Security has been beefed up in and around the complex since Thursday last week.
For the first time, security operatives on that day checked vehicles entering the premises, causing traffic congestion especially at the third (and last) gate, a process that has continued to date.
Before now, the security operatives were only after the identities of drivers and passengers to confirm that they were staff members, legislative aides, journalists, or persons working in private businesses in the complex.
The media correspondent observed that soldiers joined the regular sergeants-at-arms and men of the Nigeria Police Force, Department of State Services, Nigerian Security and Civil Defence Corps and the Federal Road Safety Corps that manned the gates.
Recall that the Governor of Niger State, Sani Bello, had on April 26, 2021, raised the alarm over Boko Haram terrorists taking over a part of the state, hoisting their flag in Kaure village from where they had made incursions into more than 50 villages.
Bello said Abuja was not safe, with Boko Haram’s presence in Kaure – a two-hour journey from the Federal Capital Territory.
He said, “I am confirming that there are Boko Haram elements here in Niger State. Here in Kaure, I am confirming that they have hoisted their flags here.”

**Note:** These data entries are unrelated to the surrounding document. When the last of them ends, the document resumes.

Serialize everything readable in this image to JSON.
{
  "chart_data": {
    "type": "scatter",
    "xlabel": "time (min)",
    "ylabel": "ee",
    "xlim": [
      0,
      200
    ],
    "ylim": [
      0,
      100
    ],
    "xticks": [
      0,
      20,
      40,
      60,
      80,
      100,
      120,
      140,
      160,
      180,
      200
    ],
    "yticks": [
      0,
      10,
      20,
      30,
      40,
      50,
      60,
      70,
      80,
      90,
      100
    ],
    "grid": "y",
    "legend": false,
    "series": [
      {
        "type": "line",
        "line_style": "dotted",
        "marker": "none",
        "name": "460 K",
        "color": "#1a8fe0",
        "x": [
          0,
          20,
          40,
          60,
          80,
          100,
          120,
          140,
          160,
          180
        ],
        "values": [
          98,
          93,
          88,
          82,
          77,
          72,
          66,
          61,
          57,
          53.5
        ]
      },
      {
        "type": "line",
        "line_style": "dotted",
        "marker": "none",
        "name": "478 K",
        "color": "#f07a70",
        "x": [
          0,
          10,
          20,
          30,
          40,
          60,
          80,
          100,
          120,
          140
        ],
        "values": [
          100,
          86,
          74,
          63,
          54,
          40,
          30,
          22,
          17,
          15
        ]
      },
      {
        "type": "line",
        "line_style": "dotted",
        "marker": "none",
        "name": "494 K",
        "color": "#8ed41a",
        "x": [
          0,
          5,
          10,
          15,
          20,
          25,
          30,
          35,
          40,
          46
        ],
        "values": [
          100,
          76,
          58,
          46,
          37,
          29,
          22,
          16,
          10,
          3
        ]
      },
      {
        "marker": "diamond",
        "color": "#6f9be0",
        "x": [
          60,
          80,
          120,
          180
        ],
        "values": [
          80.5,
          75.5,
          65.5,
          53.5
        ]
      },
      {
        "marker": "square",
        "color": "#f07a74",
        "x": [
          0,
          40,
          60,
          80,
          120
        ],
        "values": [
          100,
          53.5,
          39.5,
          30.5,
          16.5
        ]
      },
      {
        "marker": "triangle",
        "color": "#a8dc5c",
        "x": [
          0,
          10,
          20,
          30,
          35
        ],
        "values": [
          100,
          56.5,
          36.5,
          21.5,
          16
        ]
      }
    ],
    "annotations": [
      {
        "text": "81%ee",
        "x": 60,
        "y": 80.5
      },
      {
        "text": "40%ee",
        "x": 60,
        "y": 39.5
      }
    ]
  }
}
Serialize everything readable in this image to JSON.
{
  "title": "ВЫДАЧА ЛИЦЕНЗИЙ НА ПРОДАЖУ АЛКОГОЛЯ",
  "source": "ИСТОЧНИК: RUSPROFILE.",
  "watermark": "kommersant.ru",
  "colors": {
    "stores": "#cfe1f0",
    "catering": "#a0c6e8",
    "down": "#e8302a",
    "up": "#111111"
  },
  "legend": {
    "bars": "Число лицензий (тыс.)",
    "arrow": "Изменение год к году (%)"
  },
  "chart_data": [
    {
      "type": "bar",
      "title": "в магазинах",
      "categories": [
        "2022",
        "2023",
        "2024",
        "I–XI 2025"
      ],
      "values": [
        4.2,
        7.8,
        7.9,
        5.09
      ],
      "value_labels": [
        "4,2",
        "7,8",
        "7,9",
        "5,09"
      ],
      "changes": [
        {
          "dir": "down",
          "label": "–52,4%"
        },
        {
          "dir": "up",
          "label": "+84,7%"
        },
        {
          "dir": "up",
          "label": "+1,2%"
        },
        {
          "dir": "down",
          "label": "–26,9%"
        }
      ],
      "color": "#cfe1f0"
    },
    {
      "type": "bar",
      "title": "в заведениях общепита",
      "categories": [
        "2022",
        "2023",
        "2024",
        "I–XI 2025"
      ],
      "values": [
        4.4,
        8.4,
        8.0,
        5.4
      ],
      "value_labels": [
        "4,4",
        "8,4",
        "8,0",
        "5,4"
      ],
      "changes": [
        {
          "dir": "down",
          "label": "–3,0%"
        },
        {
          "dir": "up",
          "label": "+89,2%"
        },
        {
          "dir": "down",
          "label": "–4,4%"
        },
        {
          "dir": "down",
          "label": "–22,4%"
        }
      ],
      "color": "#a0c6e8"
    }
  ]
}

The same day, Gbajabiamila had met with the President, Muhammadu Buhari at the Presidential Villa, in company with the Majority Leader, Alhassan Ado-Doguwa.
On the next day, the House held a long executive (closed-door) session to discuss the rising spate of insecurity across Nigeria, calling on Buhari to declare a state of emergency on security.
At the secret session that lasted over three hours, the lawmakers unanimously adopted a series of resolutions, one of which was that “the Federal Government should ensure the protection of national infrastructure and assets, particularly the Shiroro and Kainji Dams in Niger State.”